Medical sciences widely use mouse models of human diseases as essential research tools to increase our understanding in the pathogenesis and pathophysiology of various diseases, and to search for cures. Despite the widespread use of mice as animal models of disease, in 2013, Seok et al. reported that mouse models poorly mimic human inflammatory diseases, such as severe burn injury, sepsis, and acute infection, in terms of gene expression (PNAS 2013, 110(9), 3507-3523), which has been cited more than 400 times since its publication only 18 months ago.
Their article led to great commotion, not only among scientists, but also in the popular mass media, including The New York Times and CBS News, reigniting controversy as to whether mouse models are effective for medical research. In response to the article, Dr. Francis S. Collins, director of the National Institutes of Health (NIH), revealed plans to develop "tissue chips" as alternatives to animal models of human disease.

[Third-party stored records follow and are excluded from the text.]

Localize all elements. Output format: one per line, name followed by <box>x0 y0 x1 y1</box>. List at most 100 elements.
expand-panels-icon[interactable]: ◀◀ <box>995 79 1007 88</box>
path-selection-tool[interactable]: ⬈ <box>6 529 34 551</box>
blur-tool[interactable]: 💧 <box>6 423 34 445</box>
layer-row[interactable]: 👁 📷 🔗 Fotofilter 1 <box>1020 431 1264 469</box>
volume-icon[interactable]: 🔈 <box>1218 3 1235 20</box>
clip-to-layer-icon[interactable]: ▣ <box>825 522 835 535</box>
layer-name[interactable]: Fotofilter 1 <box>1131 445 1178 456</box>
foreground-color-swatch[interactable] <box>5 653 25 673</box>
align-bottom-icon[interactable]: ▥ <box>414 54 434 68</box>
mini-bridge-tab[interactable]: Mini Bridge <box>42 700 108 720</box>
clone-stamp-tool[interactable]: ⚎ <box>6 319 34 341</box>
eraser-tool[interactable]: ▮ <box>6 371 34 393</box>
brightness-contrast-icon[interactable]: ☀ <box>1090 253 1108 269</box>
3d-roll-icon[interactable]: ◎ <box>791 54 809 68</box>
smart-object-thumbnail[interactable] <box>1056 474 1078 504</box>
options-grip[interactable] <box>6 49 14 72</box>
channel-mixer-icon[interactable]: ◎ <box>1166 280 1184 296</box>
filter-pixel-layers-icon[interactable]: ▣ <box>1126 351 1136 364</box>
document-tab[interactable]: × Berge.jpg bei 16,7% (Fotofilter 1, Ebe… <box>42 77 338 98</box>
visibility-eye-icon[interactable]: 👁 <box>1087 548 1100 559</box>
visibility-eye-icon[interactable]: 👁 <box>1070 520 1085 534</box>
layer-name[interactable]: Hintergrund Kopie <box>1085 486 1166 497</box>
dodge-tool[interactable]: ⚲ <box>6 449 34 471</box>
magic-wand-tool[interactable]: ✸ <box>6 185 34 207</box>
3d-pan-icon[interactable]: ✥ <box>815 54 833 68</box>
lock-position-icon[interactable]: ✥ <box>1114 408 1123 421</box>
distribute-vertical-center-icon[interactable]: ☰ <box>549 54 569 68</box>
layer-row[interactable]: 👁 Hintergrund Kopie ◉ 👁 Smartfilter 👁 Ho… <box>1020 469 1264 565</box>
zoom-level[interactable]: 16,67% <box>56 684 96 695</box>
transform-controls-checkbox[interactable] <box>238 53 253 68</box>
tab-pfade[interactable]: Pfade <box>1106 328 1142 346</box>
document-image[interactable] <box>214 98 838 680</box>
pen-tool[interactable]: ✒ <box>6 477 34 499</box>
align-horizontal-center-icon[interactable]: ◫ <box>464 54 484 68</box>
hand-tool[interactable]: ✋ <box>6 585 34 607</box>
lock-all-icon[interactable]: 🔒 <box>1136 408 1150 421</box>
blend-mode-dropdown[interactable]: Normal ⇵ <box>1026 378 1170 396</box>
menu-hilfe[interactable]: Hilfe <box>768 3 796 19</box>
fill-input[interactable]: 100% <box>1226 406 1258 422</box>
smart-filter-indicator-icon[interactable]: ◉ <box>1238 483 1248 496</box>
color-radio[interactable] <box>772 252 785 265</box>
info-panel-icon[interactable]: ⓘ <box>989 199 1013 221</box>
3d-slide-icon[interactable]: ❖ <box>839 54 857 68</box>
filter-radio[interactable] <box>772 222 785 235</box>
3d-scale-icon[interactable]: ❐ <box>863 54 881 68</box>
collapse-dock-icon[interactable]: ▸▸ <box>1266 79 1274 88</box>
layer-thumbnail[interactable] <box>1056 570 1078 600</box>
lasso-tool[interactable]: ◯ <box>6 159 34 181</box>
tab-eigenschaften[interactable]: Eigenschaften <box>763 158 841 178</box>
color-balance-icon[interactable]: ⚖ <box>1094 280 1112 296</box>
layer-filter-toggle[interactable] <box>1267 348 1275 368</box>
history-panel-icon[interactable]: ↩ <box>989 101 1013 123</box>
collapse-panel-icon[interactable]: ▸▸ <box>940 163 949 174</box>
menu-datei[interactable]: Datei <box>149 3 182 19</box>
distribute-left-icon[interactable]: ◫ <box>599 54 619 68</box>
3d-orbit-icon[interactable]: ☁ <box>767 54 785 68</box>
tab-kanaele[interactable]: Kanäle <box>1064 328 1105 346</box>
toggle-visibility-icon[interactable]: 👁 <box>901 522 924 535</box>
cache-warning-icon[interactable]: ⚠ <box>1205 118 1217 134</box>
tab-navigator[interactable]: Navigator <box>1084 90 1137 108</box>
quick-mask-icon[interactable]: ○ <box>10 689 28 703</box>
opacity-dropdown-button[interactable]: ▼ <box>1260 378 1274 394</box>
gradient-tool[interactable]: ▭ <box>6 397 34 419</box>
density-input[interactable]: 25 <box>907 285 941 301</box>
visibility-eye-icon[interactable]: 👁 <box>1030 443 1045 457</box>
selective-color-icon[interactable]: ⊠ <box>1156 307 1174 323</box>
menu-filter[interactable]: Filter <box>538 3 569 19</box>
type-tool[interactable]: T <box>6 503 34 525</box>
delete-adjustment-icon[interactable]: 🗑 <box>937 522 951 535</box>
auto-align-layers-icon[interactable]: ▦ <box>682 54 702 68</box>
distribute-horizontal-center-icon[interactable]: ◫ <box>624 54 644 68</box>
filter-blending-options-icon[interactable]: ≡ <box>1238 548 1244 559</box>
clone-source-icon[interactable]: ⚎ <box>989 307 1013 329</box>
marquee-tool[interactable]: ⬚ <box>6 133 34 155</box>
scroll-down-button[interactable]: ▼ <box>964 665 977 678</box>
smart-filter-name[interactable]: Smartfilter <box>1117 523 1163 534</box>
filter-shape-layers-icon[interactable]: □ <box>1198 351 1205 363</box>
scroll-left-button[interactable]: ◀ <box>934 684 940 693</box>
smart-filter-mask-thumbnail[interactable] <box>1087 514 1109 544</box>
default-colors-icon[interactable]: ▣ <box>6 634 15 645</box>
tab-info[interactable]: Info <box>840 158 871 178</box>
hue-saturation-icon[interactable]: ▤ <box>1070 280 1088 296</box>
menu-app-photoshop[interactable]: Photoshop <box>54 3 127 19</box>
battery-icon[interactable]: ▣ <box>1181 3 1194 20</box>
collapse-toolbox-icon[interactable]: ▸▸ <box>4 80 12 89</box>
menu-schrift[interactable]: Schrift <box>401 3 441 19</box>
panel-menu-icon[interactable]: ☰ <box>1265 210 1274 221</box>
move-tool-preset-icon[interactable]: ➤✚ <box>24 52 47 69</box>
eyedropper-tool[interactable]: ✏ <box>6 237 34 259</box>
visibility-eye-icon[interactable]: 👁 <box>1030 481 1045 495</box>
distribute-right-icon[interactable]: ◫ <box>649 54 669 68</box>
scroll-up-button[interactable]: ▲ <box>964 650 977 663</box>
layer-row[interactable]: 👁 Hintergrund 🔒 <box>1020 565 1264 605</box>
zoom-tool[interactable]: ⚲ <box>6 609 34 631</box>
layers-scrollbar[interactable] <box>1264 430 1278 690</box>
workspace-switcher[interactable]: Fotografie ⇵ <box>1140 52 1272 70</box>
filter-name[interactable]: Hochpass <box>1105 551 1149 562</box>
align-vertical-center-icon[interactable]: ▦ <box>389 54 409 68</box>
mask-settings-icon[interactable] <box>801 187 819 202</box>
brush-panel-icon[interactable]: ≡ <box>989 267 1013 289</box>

Professor Tsuyoshi Miyakawa from the Fujita Health University, and Associate Professor Keizo Takao, from the National Institute for Physiological Sciences in Japan, applied more appropriate and more sensitive methods for detecting similarities of gene expression patterns than that applied in the original PNAS paper to reanalyze the same datasets used in Seok et al. Professor Miyakawa said, "One of the authors of Seok et al. stated in an interview with the NY Times (*) that when the article was rejected by Nature
, they received comments such as 'It has to be wrong'. I had the same impression as the reviewers." Drs. Miyakawa and Takao then reanalyzed the data used in the Seok et al. paper, and found inadequate methods in the original analyses, leading them to a conclusion totally opposite to that of Seok et al.
Seok et al. compared the expression levels of genes that were altered in a particular human disease condition between humans and mice, regardless of whether the genes were changed in the mice. A comparison of the genomic response between humans and mice, including those genes altered in one species but not in another, obscures the correlation between homologous genes of humans and mice to nearly zero, as demonstrated by Seok et al.
In Seok et al., comparison of the gene expression patterns between human burn and mouse models of burns, trauma, sepsis, and infection revealed Pearson's coefficient of correlation (R) that ranged from 0.14 to 0.28, and the percentage of genes whose expression changed in the same direction was 55% to 61%, indicating no correlation at all. In the present report, based on the same datasets used in Seok et al., the R values ranged from 0.36 to 0.59, and 77% to 93% of the genes changed in the same directions between the human disease and mouse model. Furthermore, in the present paper, the authors conducted more sophisticated non-biased statistical analyses of the similarity between gene sets of humans and mice utilizing the bioinformatics tool NextBio. Non-parametric ranking analysis using NextBio demonstrated that the pattern of the gene expression changes in mouse models was highly similar to that in human burn conditions with extraordinarily high confidence (overlap p-value = 1.2 x 10-35 - 6.5 x 10-11).
Many molecular pathways are commonly dysregulated in human diseases and mouse models. Numerous pathways, however, are not commonly affected in human diseases and mouse models. Focusing on the commonalities between human diseases and mouse models will allow us to derive useful information for studying the pathophysiology and pathogenesis of human diseases, and for developing treatments.